Each person breathes approximately 22,000 times a day and requires approximately 15 kg of air per day. Air pollution has exacerbated cardiac and respiratory complications in patients with these diseases, and is a major contributor to the development of respiratory and heart disease in healthy people.
Certainly the respiratory system is the first part of the human body to be in direct contact with air pollution and the lung is responsible for the absorption of air oxygen and carbon dioxide excretion, hence the concentration of air pollutants higher than the lung purification capacity. Being human, they enter the bloodstream and cause complications such as impaired oxygen transfer to body tissues, myocardial infarction, increased heart rate, asthma, decreased lung capacity, bronchitis, and lung cancer.

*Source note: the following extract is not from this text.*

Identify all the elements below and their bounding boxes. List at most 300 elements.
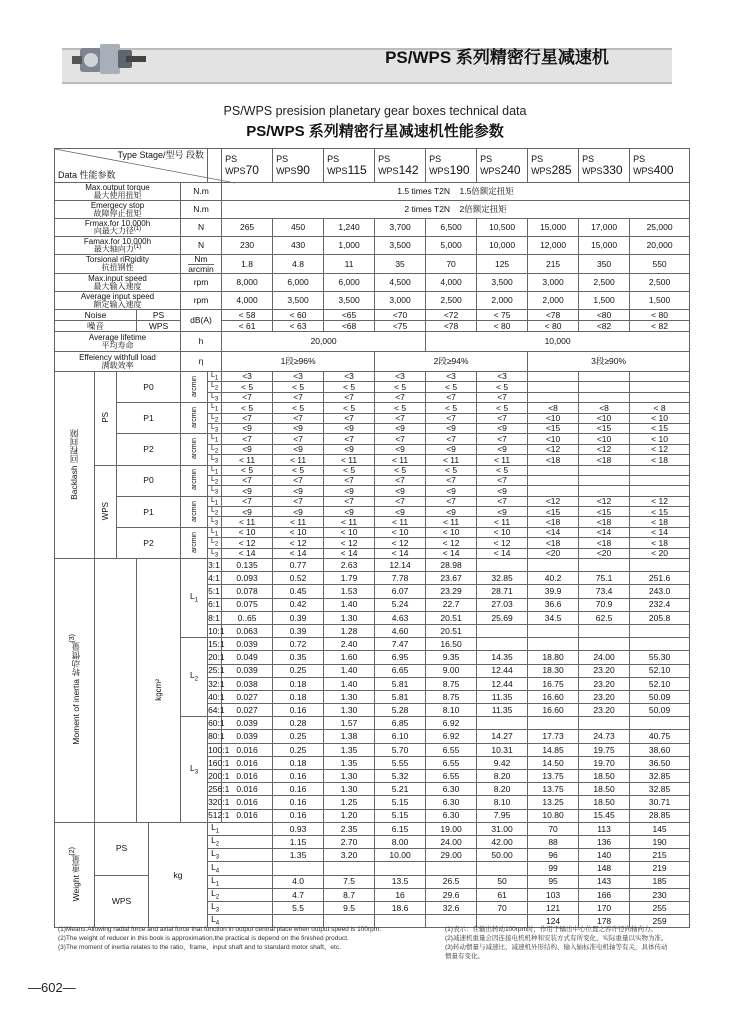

Air pollution in the upper respiratory tract is most affected and the effects of the disease in the pulmonary patients remain acute and chronic for a long time.
The higher the amount of pollutants in the air, the more difficult the lungs will be to work and absorb more oxygen and carbon dioxide.
Air pollution can pose a serious threat to human health.
Air pollution has the most serious and serious threat to children’s health. Air pollution increases the risk of asthma in children, children are more likely to be exposed to surface air pollution due to their higher respiration rate than adults as well as their shorter height. There are various reasons for the negative effects of air pollution on children. In fact, the lungs, immune system and brain of children grow up to about 6 years of age. During this time, the cell layer inside the respiratory tract is very sensitive and permeable. In addition, children have larger lungs than their adult counterparts and draw more air into their lungs than adults. Early growth is very important for a child’s health, and children spend more time outdoors and breathe more air.
The impact of air pollution on infants
Perhaps one of the most vulnerable stages of human life is the time between fertilization and birth, during which the environment can have extremely immediate and lasting effects on health. Evidence suggests that exposure to environmental pollutants can cause preterm births (before 37 weeks gestation) or low birth weight (less than 2,500 g), or with some defects. These babies often die in infancy, and survivors are at high risk of early brain, respiratory and digestive problems. The effect of exposure to environmental pollutants on fetal development may be widespread, and delayed growth and development during embryogenesis, as the data show, is a risk for adult heart disease and diabetes.
Airborne toxins can impair lung function and brain development, or aggravate existing conditions such as asthma. Premature babies may be more vulnerable, for example, to pulmonary failure at birth.